If your business loss was due to a Presidentially-designated federal disaster, you can take the NOL against your income 3 years ago, and then against your income 2 years ago, and then last year. This means that if you have a large loss, it is more likely that you can get refunds for past years rather than having to wait until future years revenue.

The forms to use are: IRS 1045 for "fast-turnaround" losses; otherwise 1040X. Both have the same results, but 1040X is processed slower. Contact the IRS at (800)429-4933 or your tax advisor for more information.

Selling to Disaster-Stricken Areas

Hurricane Harvey has devastated the country's 3rd largest county in population. So how do businesses provide products or services during and after a disaster?

Officially, small businesses and local businesses must be considered in all contracts. Unofficially, it is difficult for emergency officials to reach these businesses in a disaster. Therefore, it is best to get on the procurement list of all the local cities and counties in your area BEFORE a disaster strikes.

Selling to FEMA

First, FEMA does not buy a lot of "stuff". Instead, it provides grants to cities, counties and states. So you will need to contact the LOCAL government agencies to sell your products and services.

With that said, the local government agencies have to comply with FEMA's requirements when they purchase items. So you will also need to know a bit about FEMA.

Here is information about selling to FEMA:

How to Sell to FEMA

Debris Contracting Guidelines from FEMA

FEMA Procurement Guide

Be prepared to provide cost information and your company background, and fill out lots of paperwork. The government does not want fraudulent or disreputable contractors.

Selling to the Red Cross

The Red Cross handles emergency supplies and food during the immediate disaster. Its procurement site is: Red Cross Procurement.

Selling to Government agencies who will receive FEMA funds

The state, counties and incorporated cities receive FEMA funds. Other government districts can apply for FEMA funds as well. Businesses can sign up as vendors and can watch for bid opportunities. If a large company gets the bid, they are generally required to subcontract with smaller businesses, so be sure to contact them so that your business can be considered.
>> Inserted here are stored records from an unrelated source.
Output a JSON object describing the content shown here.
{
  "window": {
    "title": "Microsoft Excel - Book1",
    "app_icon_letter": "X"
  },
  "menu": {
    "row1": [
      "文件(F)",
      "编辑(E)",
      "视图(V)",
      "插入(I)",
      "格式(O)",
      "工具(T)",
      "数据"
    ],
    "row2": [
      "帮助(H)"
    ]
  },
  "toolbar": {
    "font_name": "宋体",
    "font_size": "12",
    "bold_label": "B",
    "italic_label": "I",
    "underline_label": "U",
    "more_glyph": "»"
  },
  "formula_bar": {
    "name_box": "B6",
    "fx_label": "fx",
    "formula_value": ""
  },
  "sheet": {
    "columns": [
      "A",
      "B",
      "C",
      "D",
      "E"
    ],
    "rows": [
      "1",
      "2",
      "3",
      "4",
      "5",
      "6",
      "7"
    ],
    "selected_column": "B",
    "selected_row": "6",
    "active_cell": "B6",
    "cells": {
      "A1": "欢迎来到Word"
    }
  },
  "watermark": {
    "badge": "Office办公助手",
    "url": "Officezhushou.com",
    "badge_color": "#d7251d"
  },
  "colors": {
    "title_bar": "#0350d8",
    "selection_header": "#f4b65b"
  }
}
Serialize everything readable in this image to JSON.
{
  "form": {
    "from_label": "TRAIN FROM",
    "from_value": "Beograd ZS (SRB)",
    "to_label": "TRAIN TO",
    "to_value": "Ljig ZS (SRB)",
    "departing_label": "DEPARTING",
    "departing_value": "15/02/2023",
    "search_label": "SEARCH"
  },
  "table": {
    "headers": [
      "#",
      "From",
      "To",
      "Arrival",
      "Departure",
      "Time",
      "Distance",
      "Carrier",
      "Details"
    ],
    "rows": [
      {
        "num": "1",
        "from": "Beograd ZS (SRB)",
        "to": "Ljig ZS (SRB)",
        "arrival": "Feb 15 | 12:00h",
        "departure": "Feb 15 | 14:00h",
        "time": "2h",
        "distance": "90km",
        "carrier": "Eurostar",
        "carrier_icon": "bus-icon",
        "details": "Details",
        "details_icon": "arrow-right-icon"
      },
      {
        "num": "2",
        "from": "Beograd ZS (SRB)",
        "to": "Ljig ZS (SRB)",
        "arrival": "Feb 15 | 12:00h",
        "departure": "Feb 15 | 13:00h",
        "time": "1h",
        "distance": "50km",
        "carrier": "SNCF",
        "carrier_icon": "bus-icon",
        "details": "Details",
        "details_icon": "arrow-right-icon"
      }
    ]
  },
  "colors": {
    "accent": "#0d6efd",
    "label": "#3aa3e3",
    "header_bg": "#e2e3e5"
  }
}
Here are the government procurement websites in the Hurricane Harvey area:

Selling to the State of Texas

Selling to Harris County

Selling to the City of Houston

Here is a list of cities in Harris County that are likely to get FEMA funds:

List of Cities in Harris County (Look for cities only)

More Information

As part of YOUR disaster preparation plan, get signed up as a vendor for your local government agencies. Click here for the websites.

If you want to remove debris, YOU MUST HAVE HAZMAT CERTIFICATION.

FEMA provides funds to non-profit childcare centers for providing services during and after disasters.